Fatta questa premessa, va comunque detto che “Overgrown” è ancora una volta un grande album, ed è stupefacente quanto questo implacabile ventiquattrenne sia sempre in grado di centrare le prove importanti, anche quando tutto gioca a suo sfavore (dall’hype smodato che, suo malgrado, gli nuoce ogni volta di più alla lenta linea di declino segnata dagli EP del dopo-album). L’unico discriminante decisivo circa il valore effettivo di questa seconda prova era la presenza o meno di elementi di crescita del sound, e la crescita c’è stata. Eccome se c’è stata: l’approccio compositivo si è fatto più intenso, ha eliminato quei drappeggi capricciosi che facevano storcere il naso l’ultima volta e ha trovato il suo nord espressivo in un dub intimista dall’alta carica emozionale. Via quel minimalismo a tratti saccente del primo album e largo a quei bassi avvolgenti che agevolano l’introspezione, la figura cantautoriale di Blake ha oggi polso e coscienza di sé e la prima metà dell’album contiene alcuni dei pezzi migliori che lui abbia mai prodotto. In “Overgrown” persino le doti vocali sembrano enormemente migliorate in termini di suggestioni, “I Am Sold” è bravissima a ragionare in maniera semplice puntando esclusivamente su tempi rallentati e fascinosi spazi ritmici, “Life Round Here” è prova decisiva di una maturità che deve molto anche a un Thom Yorke e “Retrograde” è l’essenza di cosa può essere Blake quando è ispirato: essenziale e incalzante, disperato e bellissimo.
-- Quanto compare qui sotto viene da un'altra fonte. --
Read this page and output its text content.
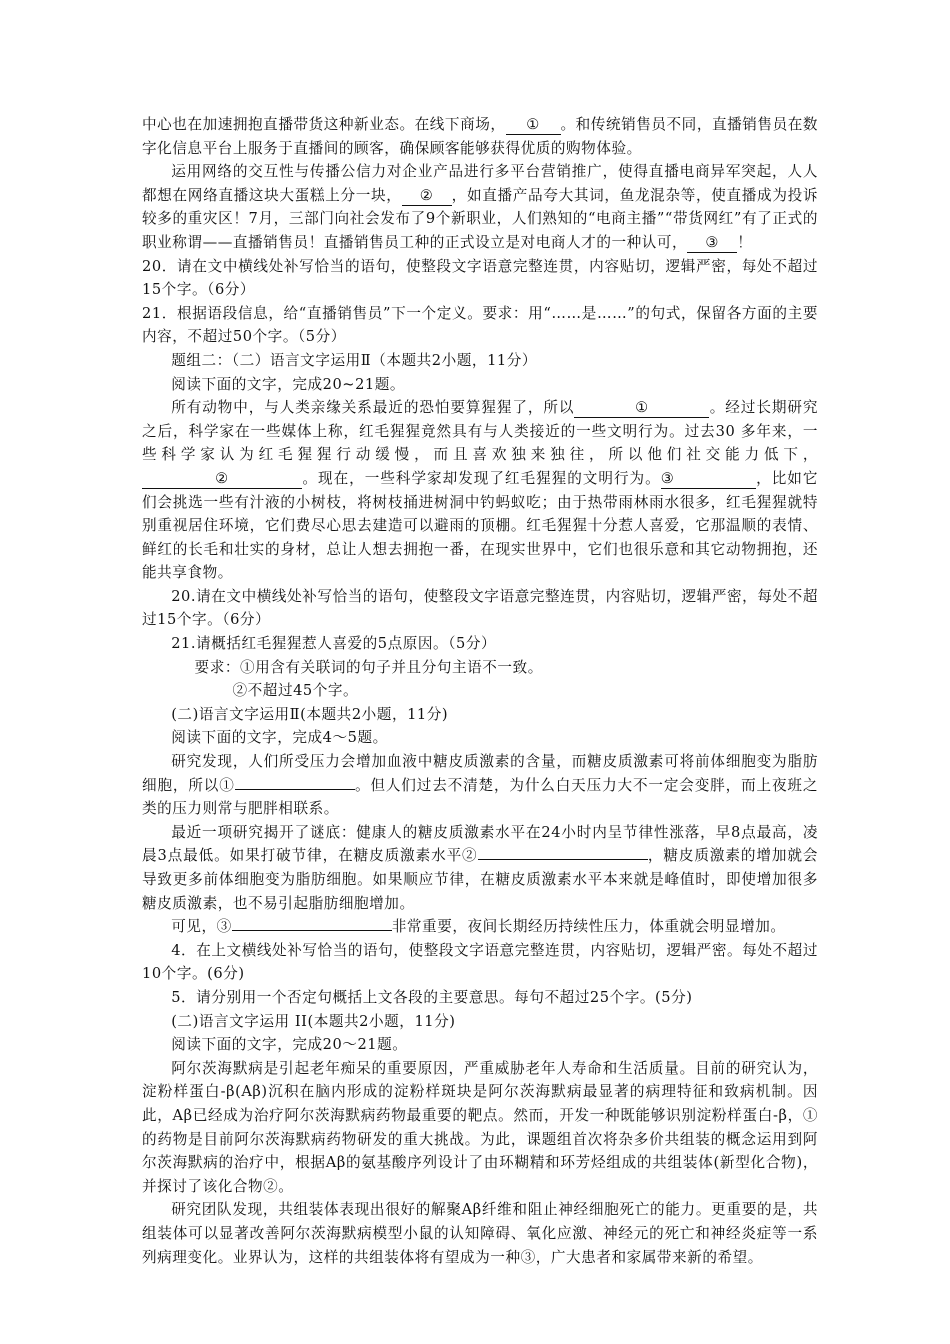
中心也在加速拥抱直播带货这种新业态。在线下商场， ① 。和传统销售员不同，直播销售员在数字化信息平台上服务于直播间的顾客，确保顾客能够获得优质的购物体验。

运用网络的交互性与传播公信力对企业产品进行多平台营销推广，使得直播电商异军突起，人人都想在网络直播这块大蛋糕上分一块， ② ，如直播产品夸大其词，鱼龙混杂等，使直播成为投诉较多的重灾区！7月，三部门向社会发布了9个新职业，人们熟知的“电商主播”“带货网红”有了正式的职业称谓——直播销售员！直播销售员工种的正式设立是对电商人才的一种认可， ③ ！

20．请在文中横线处补写恰当的语句，使整段文字语意完整连贯，内容贴切，逻辑严密，每处不超过15个字。（6分）

21．根据语段信息，给“直播销售员”下一个定义。要求：用“……是……”的句式，保留各方面的主要内容，不超过50个字。（5分）

题组二：（二）语言文字运用Ⅱ（本题共2小题，11分）

阅读下面的文字，完成20~21题。

所有动物中，与人类亲缘关系最近的恐怕要算猩猩了，所以	①	。经过长期研究之后，科学家在一些媒体上称，红毛猩猩竟然具有与人类接近的一些文明行为。过去30 多年来，一些科学家认为红毛猩猩行动缓慢，而且喜欢独来独往，所以他们社交能力低下，②	。现在，一些科学家却发现了红毛猩猩的文明行为。③	，比如它们会挑选一些有汁液的小树枝，将树枝捅进树洞中钓蚂蚁吃；由于热带雨林雨水很多，红毛猩猩就特别重视居住环境，它们费尽心思去建造可以避雨的顶棚。红毛猩猩十分惹人喜爱，它那温顺的表情、鲜红的长毛和壮实的身材，总让人想去拥抱一番，在现实世界中，它们也很乐意和其它动物拥抱，还能共享食物。

20.请在文中横线处补写恰当的语句，使整段文字语意完整连贯，内容贴切，逻辑严密，每处不超过15个字。（6分）

21.请概括红毛猩猩惹人喜爱的5点原因。（5分）

要求：①用含有关联词的句子并且分句主语不一致。

②不超过45个字。

(二)语言文字运用Ⅱ(本题共2小题，11分)

阅读下面的文字，完成4～5题。

研究发现，人们所受压力会增加血液中糖皮质激素的含量，而糖皮质激素可将前体细胞变为脂肪细胞，所以①	。但人们过去不清楚，为什么白天压力大不一定会变胖，而上夜班之类的压力则常与肥胖相联系。

最近一项研究揭开了谜底：健康人的糖皮质激素水平在24小时内呈节律性涨落，早8点最高，凌晨3点最低。如果打破节律，在糖皮质激素水平②	，糖皮质激素的增加就会导致更多前体细胞变为脂肪细胞。如果顺应节律，在糖皮质激素水平本来就是峰值时，即使增加很多糖皮质激素，也不易引起脂肪细胞增加。

可见，③	非常重要，夜间长期经历持续性压力，体重就会明显增加。

4．在上文横线处补写恰当的语句，使整段文字语意完整连贯，内容贴切，逻辑严密。每处不超过10个字。(6分)

5．请分别用一个否定句概括上文各段的主要意思。每句不超过25个字。(5分)

(二)语言文字运用 II(本题共2小题，11分)

阅读下面的文字，完成20～21题。

阿尔茨海默病是引起老年痴呆的重要原因，严重威胁老年人寿命和生活质量。目前的研究认为，淀粉样蛋白-β(Aβ)沉积在脑内形成的淀粉样斑块是阿尔茨海默病最显著的病理特征和致病机制。因此，Aβ已经成为治疗阿尔茨海默病药物最重要的靶点。然而，开发一种既能够识别淀粉样蛋白-β，①的药物是目前阿尔茨海默病药物研发的重大挑战。为此，课题组首次将杂多价共组装的概念运用到阿尔茨海默病的治疗中，根据Aβ的氨基酸序列设计了由环糊精和环芳烃组成的共组装体(新型化合物)，并探讨了该化合物②。

研究团队发现，共组装体表现出很好的解聚Aβ纤维和阻止神经细胞死亡的能力。更重要的是，共组装体可以显著改善阿尔茨海默病模型小鼠的认知障碍、氧化应激、神经元的死亡和神经炎症等一系列病理变化。业界认为，这样的共组装体将有望成为一种③，广大患者和家属带来新的希望。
La seconda metà apre comunque a quelle storiche imperfezioni di fruizione della musica di Blake e “DLM” è l’esempio lampante di ciò che lui NON deve fare, ossia lasciarsi andare alla piena libertà del “canto+piano” che, senza una guida che detti il passo e un orizzonte che determini la direzione, sfocia spesso in una inconsistente autoreferenzialità. Come, d’altra parte, quel che va assolutamente evitato è cedere a forme troppo facili (come i 4/4 di “Voyeur”, efficaci ma – consentitecelo – alla portata di chiunque) o troppo strategiche (come la patinata collaborazione con RZA, ancora buona per la sua eccezionalità ma sinceramente forzata nelle dinamiche di un suo album), entrambe pericolose per il rischio che ne venga minata la sincera qualità compositiva finora sfoggiata. Questo per dire che “Overgrown” è album non perfetto ma perfettibile, che nel sound di James Blake c’è ancora largo spazio per affinare ancora certe giovani ingenuità e che tuttavia parliamo comunque di un disco che figurerà tra i migliori dell’annata in corso. Nel 2011 il segreto era stato sposare le amatissime intuizioni di Burial e combinare i fermenti del momento con la propria vena soulful, oggi invece la mossa vincente è stata identificare le attese sul suo conto e agire in continuità verso quella che, dagli The xx a SBTRKT, è diventata una delle nuove passioni del suo pubblico. Adesso Blake è il Tricky del sentire elettronico comune, detentore di una formula vincente, lanciato in un proprio percorso di crescita e additato da tutti (a ragione) come il più emozionale della sua generazione. Ulteriore peso e responsabilità che si aggiunge sulle sue spalle, eppure non ne sembra per nulla intimorito.